Crazy Ex- Girlfriend: I think that it is a really really good satire, it’s like a little much for me, but that’s like a really good intro to feminism show. I think that’s a really cool way to look at tropes that exist in film and TV based around women. I watched a bunch of it and its very fun and exciting and they’re just long episodes and it was a lot for me.

Studio Ghibli films: I think that if you want to watch animated movies about women most Studio Ghibli films, which are like Miyazaki, are really amazing for film representation. We did a movie in May of 2015 that was called “When Marnie Was There” which is just like about two girls and one of them has an anxiety disorder and it’s just like really adorable and beautiful.
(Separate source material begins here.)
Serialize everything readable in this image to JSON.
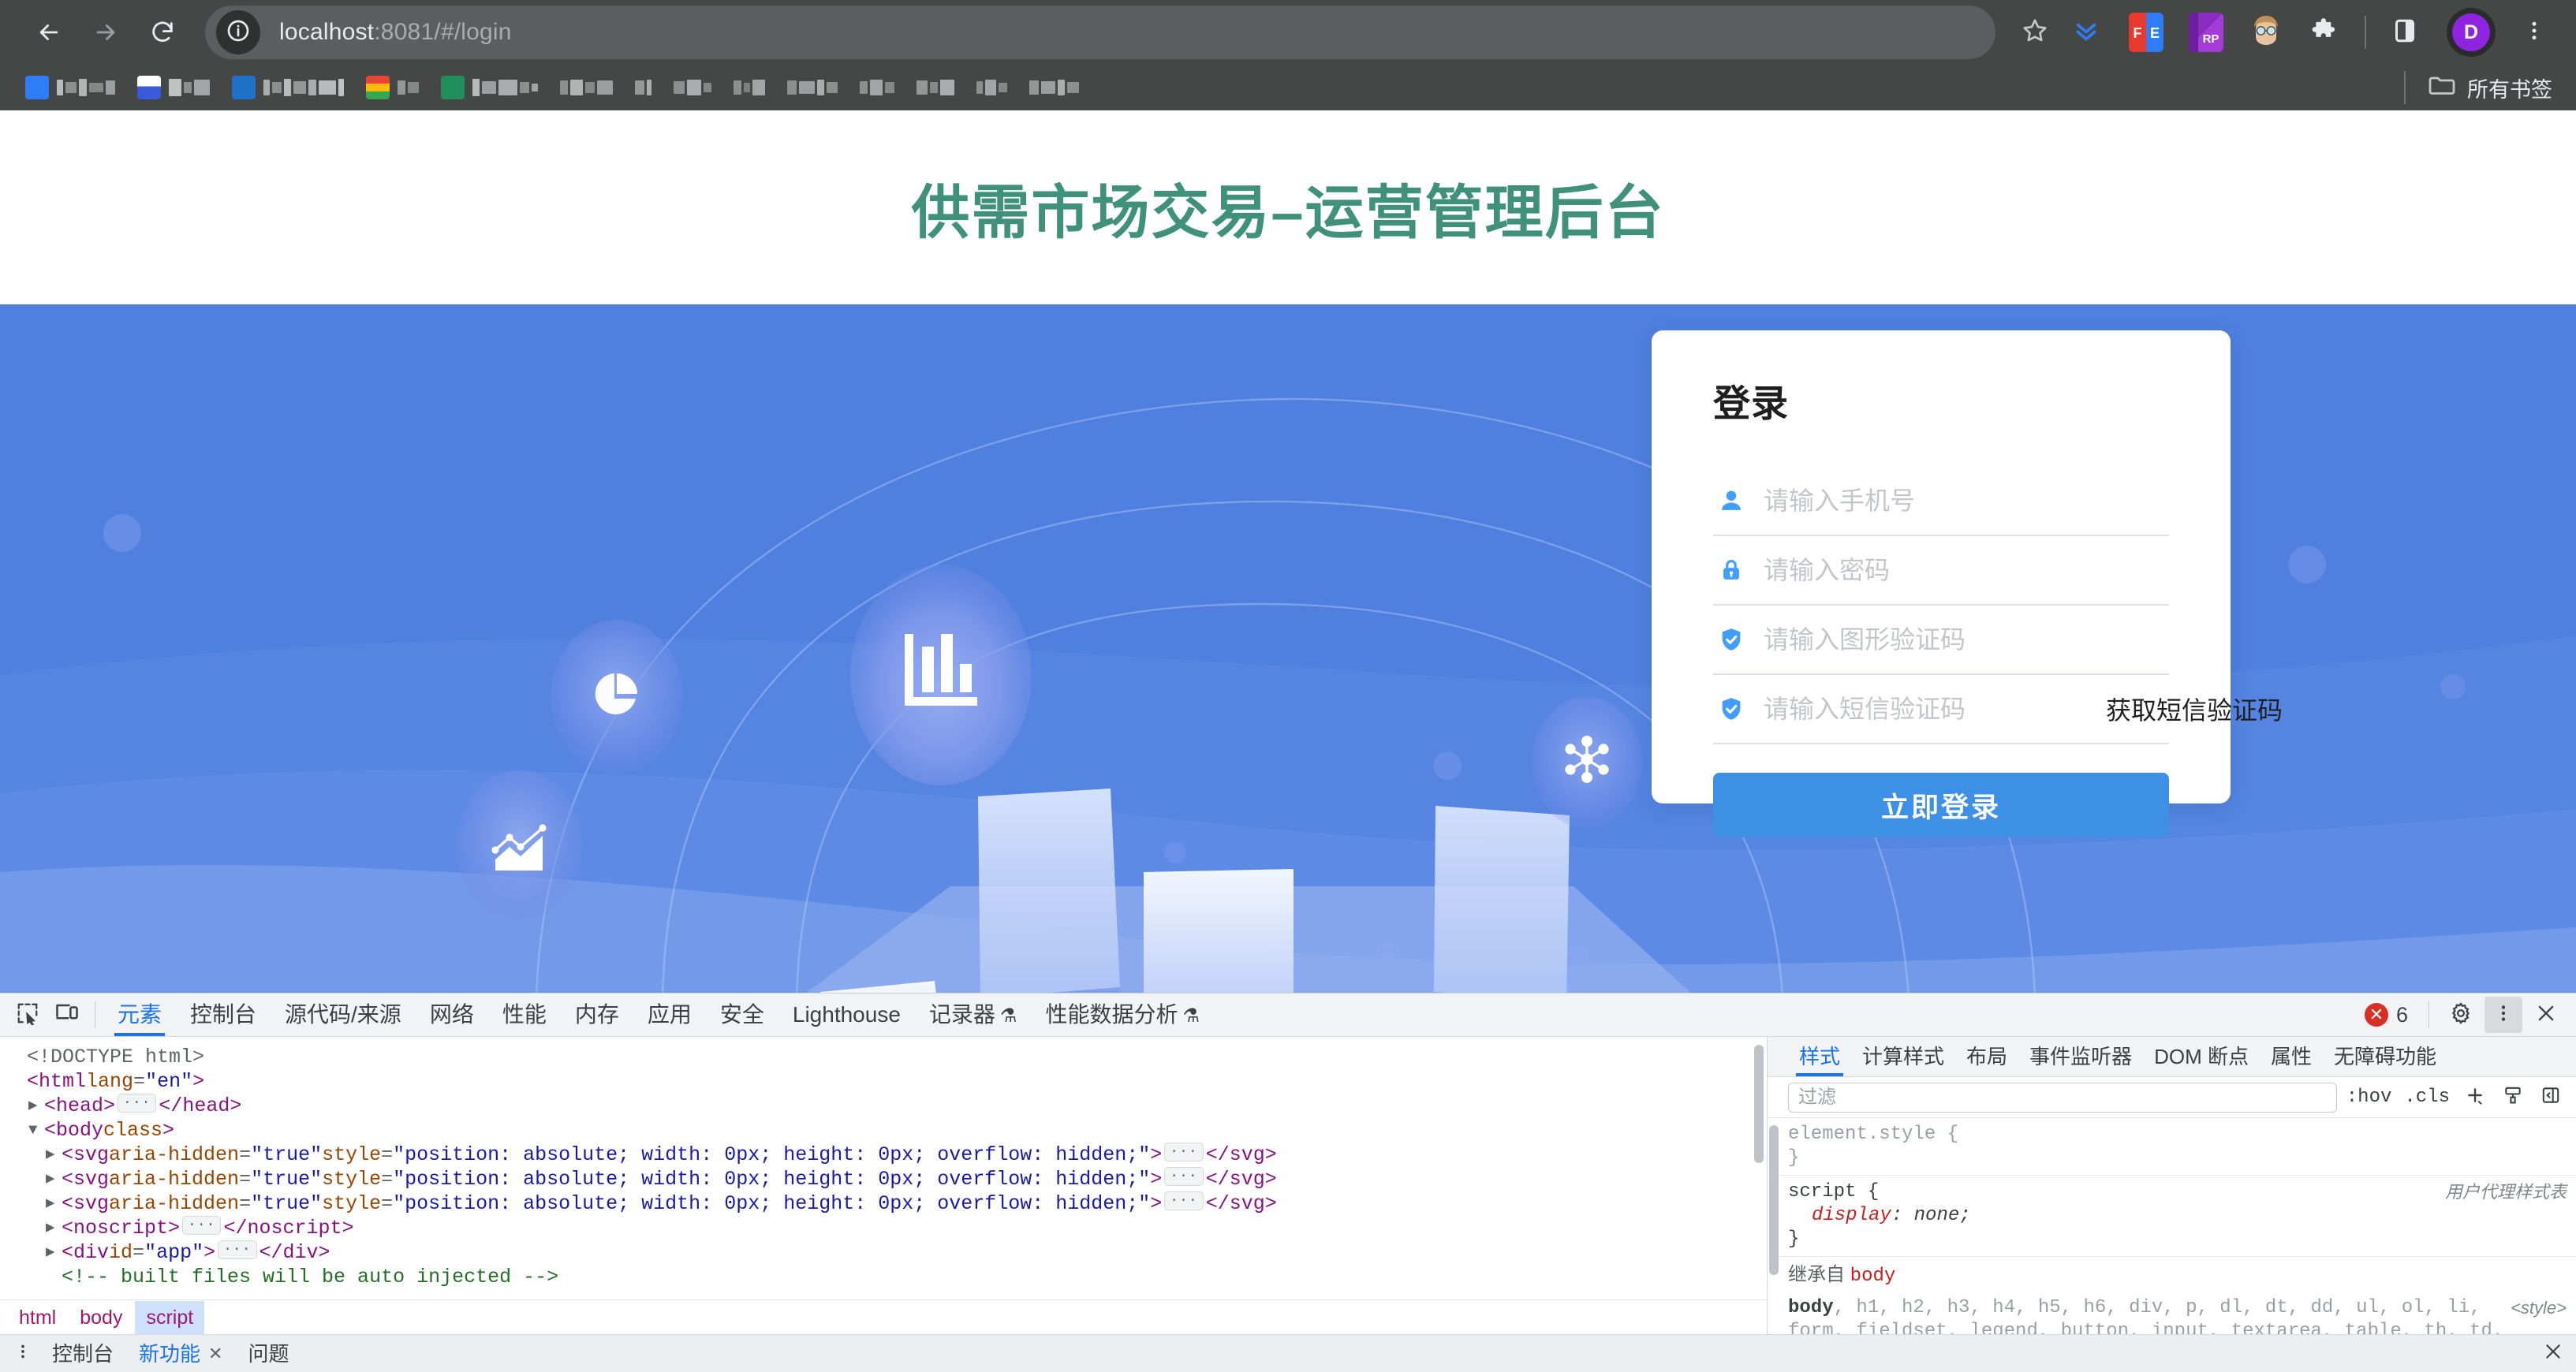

Queer films: I’m trying to think of like good queer movies that I like, which honestly like most queer movies make me really angry. “The L Word” is really over the top, and like I hated “Blue is the Warmest Color”, I just thought it was like porn, which like porn is fine but that is not a good – I did not like it for the representation. I also loved “Easy” also, this is like my guilty pleasure, “The 100”. That has actually really wonderful queer representation except for that they also just killed off some queer people, which is sad and happens a lot in movies. But that is like a great movie especially for younger people. It’s just like, futuristic sci fi with lesbians.